How Autoantibodies Regulate Osteoclast Induced Bone Loss in Rheumatoid Arthritis

Abstract

Rheumatoid arthritis (RA) is a chronic inflammatory disease, characterized by autoimmunity that triggers joint inflammation and tissue destruction. Traditional concepts of RA pathogenesis have strongly been focused on inflammation. However, more recent evidence suggests that autoimmunity per se modulates the disease and in particular bone destruction during the course of RA. RA-associated bone loss is caused by increased osteoclast differentiation and activity leading to rapid bone resorption. Autoimmunity in RA is based on autoantibodies such as rheumatoid factor (RF) and autoantibodies against citrullinated proteins (ACPA). These autoantibodies exert effector functions on immune cells and on bone resorbing osteoclasts, thereby facilitating bone loss. This review summarizes potential pathways involved in increased destruction of bone tissue in RA, particularly focusing on the direct and indirect actions of autoantibodies on osteoclast generation and function.
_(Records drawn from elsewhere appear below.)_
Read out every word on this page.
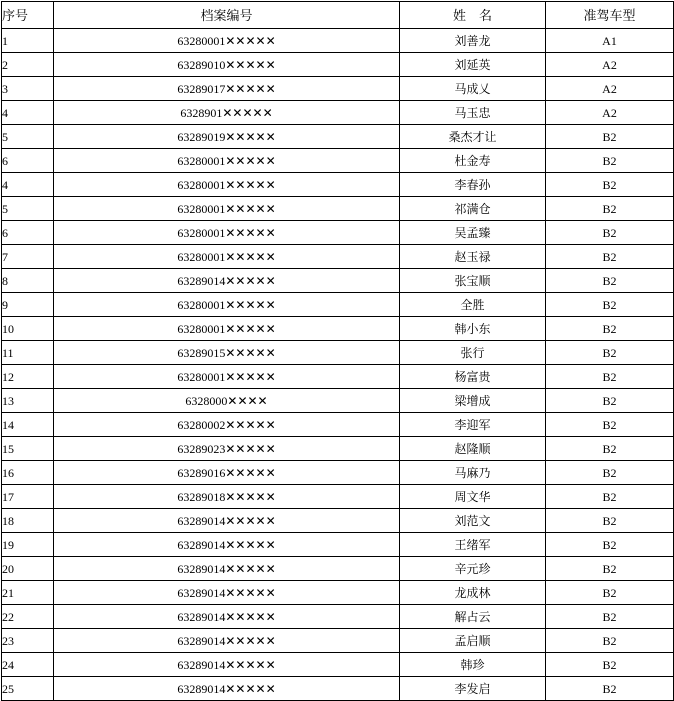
序号	档案编号	姓　名	准驾车型
1	63280001✕✕✕✕✕	刘善龙	A1
2	63289010✕✕✕✕✕	刘延英	A2
3	63289017✕✕✕✕✕	马成乂	A2
4	6328901✕✕✕✕✕	马玉忠	A2
5	63289019✕✕✕✕✕	桑杰才让	B2
6	63280001✕✕✕✕✕	杜金寿	B2
4	63280001✕✕✕✕✕	李春孙	B2
5	63280001✕✕✕✕✕	祁满仓	B2
6	63280001✕✕✕✕✕	吴孟臻	B2
7	63280001✕✕✕✕✕	赵玉禄	B2
8	63289014✕✕✕✕✕	张宝顺	B2
9	63280001✕✕✕✕✕	全胜	B2
10	63280001✕✕✕✕✕	韩小东	B2
11	63289015✕✕✕✕✕	张行	B2
12	63280001✕✕✕✕✕	杨富贵	B2
13	6328000✕✕✕✕	梁增成	B2
14	63280002✕✕✕✕✕	李迎军	B2
15	63289023✕✕✕✕✕	赵隆顺	B2
16	63289016✕✕✕✕✕	马麻乃	B2
17	63289018✕✕✕✕✕	周文华	B2
18	63289014✕✕✕✕✕	刘范文	B2
19	63289014✕✕✕✕✕	王绪军	B2
20	63289014✕✕✕✕✕	辛元珍	B2
21	63289014✕✕✕✕✕	龙成林	B2
22	63289014✕✕✕✕✕	解占云	B2
23	63289014✕✕✕✕✕	孟启顺	B2
24	63289014✕✕✕✕✕	韩珍	B2
25	63289014✕✕✕✕✕	李发启	B2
Keywords: autoantibodies against citrullinated proteins (ACPA); cytokines; osteoclasts; rheumatoid arthritis; rheumatoid factor (RF).

Figure 1

Overview of signaling pathways of (A) Fcγ receptors (FcγRs) on immune cells and (B) co-stimulatory molecules involved in osteoclastogenesis. (A) Crosslinking of activating FcγR (here FcγRIIIA) results in Syk activation starting various signaling pathways that lead to immune cell activation and effector functions like phagocytosis or cytokine production. The distinct signaling pathways have been reviewed in detail in Nimmerjahn and Ravetch (40), Rosales (42). (B) Binding of RANKL to RANK leads to the activation of TRAF6, NFκB, and several MAP kinases resulting in the activation of NFATc1, the master transcription factor for pro-osteoclastogenic genes. For a stable NFATc1 activation, costimulatory signals provided by several receptors associated to the accessory molecules DAP12 or FcRγ, like TREM-2 or OSCAR are needed [reviewed in detail in Humphrey and Nakamura (43)]. These receptors lead to Syk activation with subsequent calcium influx enhancing NFATc1 activation. In a similar way, binding of immune complexes to FcγR initiates co-stimulatory signals, thereby enhancing osteoclastogenesis. BTK, Bruton's tyrosin kinase; DAP12, DNAX activation protein of 12kDa; FcRγ, Fc receptor gamma chain; IC, immune complex; MAPKs, mitogen-activated protein kinases; NFATc1, nuclear factor of activated T cells cytoplasmic 1; NFκB, nuclear factor kappa-light-chain-enhancer of activated B cells; OSCAR, Osteoclast-associated immunoglobulin-like receptor; PI3K, phosphatidylinositol-3 kinase; PIP3, phosphatidylinositol 3,4,5-trisphosphate; PLCγ, phospholipase Cγ; SHIP, SH2 domain-containing inositol 5'-phosphatase; Syk, spleen tyrosine kinase; Sos, son of Sevenless; TRAF6, TNF receptor associated factor 6; TREM-2, triggering receptor expressed on myeloid cells 2.

Figure 2

Schematic representations of osteoclast differentiation regulated by ACPA or RF antibodies induced cytokines produced by the monocytic lineages. The cytokines, like TNFa, IL1b, IL6, and IL8 are produced by monocyte lineage challenge with ACPA or RF autoantibodies. All these cytokines are directly able to enhance osteoclast formation. Moreover, they can also regulate stromal cells to secrete RANKL, which in turn will induce osteoclast differentiation. It is also well-known that ACPA can influence IL8 secretion by osteoclasts them-selves which will enhance osteoclastogenesis in an autocrine manner.

Figure 3

IgG glycosylation. IgG contains a conserved glycosylation site at the asparagine (Asn)²⁹⁷ in the CH2 domain of the heavy chain. The Fc glycan (depicted in petrol) consists of a conserved heptamer (shaded in blue) that can be extended by various additional sugar residues. Here we show a fully processed glycan containing all sugar residues possible. In addition to the Fc glycan, some IgG molecules contain a glycosylation site in the Fab region (depicted in light petrol) that occurs stochastically due to the introduction of a new glycosylation site during somatic hypermutation. Asn, asparagine; Gal, galactose; GlcNAc, N-acetylglucosamine; Fuc, fucose; Man, mannose; Sial, sialic acid.